Modulation of a post-synaptic cell's response to neurotransmitter is an important mechanism for regulating the synaptic strength, a process critical for diverse forms of learning and memory. Our laboratory has been attempting to understand the molecular events that regulate the sensitivity of a specific post-synaptic cell type, the vulval muscles, to the neurotransmitter serotonin, released endogenously by the HSN motorneurons. In earlier work, we found that mutations in two genes encoding putative voltage-gated calcium channel subunits,
unc-2 and
unc-36, caused hypersensitivity and failure to desensitize to serotonin. This suggested that a voltage-sensitive calcium channel containing the UNC-2 and UNC-36 proteins activates a calcium-dependent process leading to serotonin desensitization. Based on expression studies and mosaic analysis, we proposed that the UNC-2 calcium channel might act by regulating the neurotransmitter release from modulatory neurons, perhaps the VCs. To identify more molecules that participate in the regulation of serotonin response, we surveyed known Egl-c Unc mutants for serotonin hypersensitivity. Mutations in at least 6 genes (
unc-8,
unc-10,
unc-20,
unc-35,
unc-75, and
unc-77) conferred both constitutive egg-laying and hypersensitivity to serotonin.
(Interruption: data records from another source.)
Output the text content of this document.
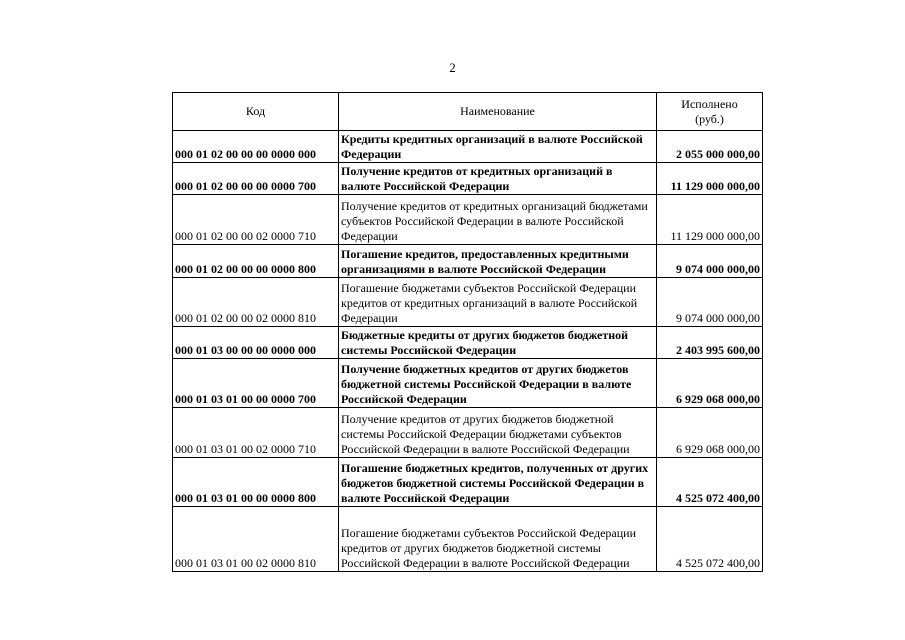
2
Код	Наименование	Исполнено
(руб.)
000 01 02 00 00 00 0000 000	Кредиты кредитных организаций в валюте Российской Федерации	2 055 000 000,00
000 01 02 00 00 00 0000 700	Получение кредитов от кредитных организаций в валюте Российской Федерации	11 129 000 000,00
000 01 02 00 00 02 0000 710	Получение кредитов от кредитных организаций бюджетами субъектов Российской Федерации в валюте Российской Федерации	11 129 000 000,00
000 01 02 00 00 00 0000 800	Погашение кредитов, предоставленных кредитными организациями в валюте Российской Федерации	9 074 000 000,00
000 01 02 00 00 02 0000 810	Погашение бюджетами субъектов Российской Федерации кредитов от кредитных организаций в валюте Российской Федерации	9 074 000 000,00
000 01 03 00 00 00 0000 000	Бюджетные кредиты от других бюджетов бюджетной системы Российской Федерации	2 403 995 600,00
000 01 03 01 00 00 0000 700	Получение бюджетных кредитов от других бюджетов бюджетной системы Российской Федерации в валюте Российской Федерации	6 929 068 000,00
000 01 03 01 00 02 0000 710	Получение кредитов от других бюджетов бюджетной системы Российской Федерации бюджетами субъектов Российской Федерации в валюте Российской Федерации	6 929 068 000,00
000 01 03 01 00 00 0000 800	Погашение бюджетных кредитов, полученных от других бюджетов бюджетной системы Российской Федерации в валюте Российской Федерации	4 525 072 400,00
000 01 03 01 00 02 0000 810	Погашение бюджетами субъектов Российской Федерации кредитов от других бюджетов бюджетной системы Российской Федерации в валюте Российской Федерации	4 525 072 400,00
We found that one of these genes,
unc-20, is required for the proper guidance of the VC axons and positioning of the VC cell bodies. Mutations in several other genes have also been isolated (by other groups) in screens for aldicarb-resistant mutants, suggesting that the function of their gene products is to facilitate release of ACh and possibly other neurotransmitters. In fact we determined that both
snt-1 mutants (defective in synaptotagmin) and
cha-1 mutants (defective in choline acetyltransferase) were serotonin hypersensitive, and that
cha-1 mutants were also strongly Egl-c, indicating that ACh is an inhibitory modulator of egg-laying behavior and serotonin response. Analysis of nicotinic ACh receptor mutants suggested that this modulation is mediated through a ligand-gated ion channel containing the UNC-38 protein as a subunit. We are currently investigating the site of action of this receptor, as well as the site of ACh release. In the future, we hope to use physiological approaches, such as calcium imaging, to study the processes involved in serotonin desensitization. Progress in developing these techniques will (hopefully!) be discussed.